Metrics data model notes


Some notes on the data models of various metrics collection systems.

Performance Co-Pilot

Performance Co-Pilot is a metrics collection and visualization system heavily inspired by SNMP. PCP originates in the systems monitoring world.

PCP has a fairly rich vocabulary to describe metrics according to their type, semantics, dimensions and scale.

Performance Metrics Descriptions

Semantics, Dimensions, Scale

Semantics

The PCP data model explicitly recognizes a single namespace dimension for metrics, the instance domain. This allows a single metric to have multiple named instances. The common uses case for this is for resources like CPU and Disk, where systems commonly have more than 1 of each kind of resource. There is no way to explicitly model multiple namespace dimensions so users typically resort to naming conventions and workarounds.

Graphite

Graphite is a metrics storage and visualization system.

The Graphite data model is extremely simple, consisting of just a metric name and a value. The data model itself doesn’t distinguish between counters and instantaneous values, relying on operators to apply the appropriate conversion functions when creating graphs.

In general, users of graphite establish metric naming conventions to construct hierarchy and to represent namespace dimensionality. Units and metric documentation are also typically addresses by judicious metric nomenclature.

Prometheus

Prometheus is a metrics collection and visualization system with roots in both the systems and applications monitoring world. It seems quite heavily inspired by Graphite; it has a richer data model, though it still relies on metric naming conventions for some aspects of the data model.

The Prometheus data format allows the specification of metric documentation and type.

The fundamental metric types in the Prometheus data model are counters and gauges (instantaneous values). There is no explicit specification of the underlying data type, though protobuf exposition format specifies double in both cases.

Prometheus has 2 types of aggregate metrics, “summary” and “histogram”. Both of these metric types include a sum (total of observed measurements), a count (of observations) and a set of histogram buckets. Summary metrics are intended for publishing pre-calculated quantiles, so are closely related to timed observations of request processing. Histograms are more general, with more arbitrary interpretation of buckets.

Data model

Wire format

Comparisons

Prometheus explicitly supports arbitrary namespace dimensionality by allowing publishers to specify label pairs on metrics. Each unique set of label pairs implicitly creates a unique time series.

Circonus

Circonus is a complete monitoring infrastructure that includes data collection, metrics storage, graphing UI and alerting. Unlike other systems here, Circonus is designed to ingest metrics in a number of different serialization formats, including HTTP JSON checks, statsd, resmon, and others.

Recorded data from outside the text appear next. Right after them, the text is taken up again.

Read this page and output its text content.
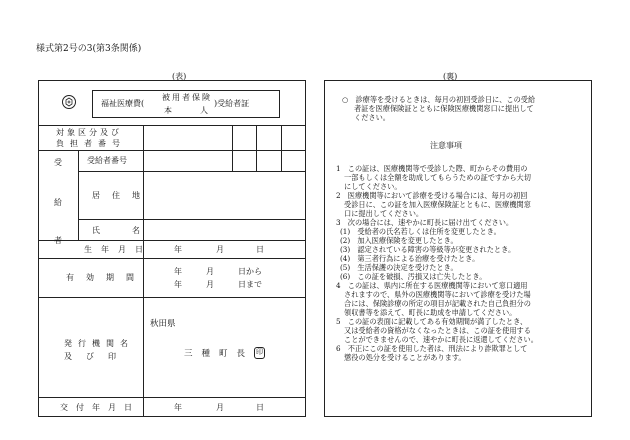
様式第2号の3(第3条関係)
(表)	(裏)
福祉医療費(
被用者保険
本	人
)受給者証
対象区分及び
負担者番号
受
給
者
受給者番号
居住地
氏名
生年月日	年	月	日
有効期間
年	月	日から
年	月	日まで
発行機関名
及び印
秋田県
三種町長 印
交付年月日	年	月	日
○　診療等を受けるときは、毎月の初回受診日に、この受給
者証を医療保険証とともに保険医療機関窓口に提出して
ください。
注意事項
1　この証は、医療機関等で受診した際、町からその費用の
一部もしくは全額を助成してもらうための証ですから大切
にしてください。
2　医療機関等において診療を受ける場合には、毎月の初回
受診日に、この証を加入医療保険証とともに、医療機関窓
口に提出してください。
3　次の場合には、速やかに町長に届け出てください。
(1)　受給者の氏名若しくは住所を変更したとき。
(2)　加入医療保険を変更したとき。
(3)　認定されている障害の等級等が変更されたとき。
(4)　第三者行為による治療を受けたとき。
(5)　生活保護の決定を受けたとき。
(6)　この証を破損、汚損又は亡失したとき。
4　この証は、県内に所在する医療機関等において窓口適用
されますので、県外の医療機関等において診療を受けた場
合には、保険診療の所定の項目が記載された自己負担分の
領収書等を添えて、町長に助成を申請してください。
5　この証の表面に記載してある有効期間が満了したとき、
又は受給者の資格がなくなったときは、この証を使用する
ことができませんので、速やかに町長に返還してください。
6　不正にこの証を使用した者は、刑法により詐欺罪として
懲役の処分を受けることがあります。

The Circonus data model consists of numbers, strings and histograms. For numeric data, Circonus doesn’t distinguish and particular semantics, but always generates derived metrics that would be appropriate to both counters and gauges. Units and tags can be associated with a metric that is present in the data store.

Circonus applies heat map visualization to histogram data. It is not clear whether you need to clear the histogram bins between samples or whether Circonus will do the relevant arithmetic automatically (probably the latter?).

Dropwizard

Dropwizard is a Java library for metrics instrumentation. It provides a number of abstractions for collecting application metrics, and for publishing them to various collection systems.

The core Dropwizard Metrics types are Counter and Gauge, however these types represent implementation choices not metrics semantics as we see in other systems. For example, a Dropwizard Counter is allowed to be decremented, which violates counting semantics.

Dropwizard metrics do not have a notion of metric units and do not publish any per-metric documentation.

Compared to the Mesos implementation, Dropwizard has a richer set of Gauge metrics, including derived (based on the values from other Gauges) and cached (rate-limited) Gauges.

Dropwizard supports the concept of “reporters”, which are adaptors that can present the Dropwizard metrics collection in a number fo different formats, eg. as JMX objects or a Graphite metrics stream.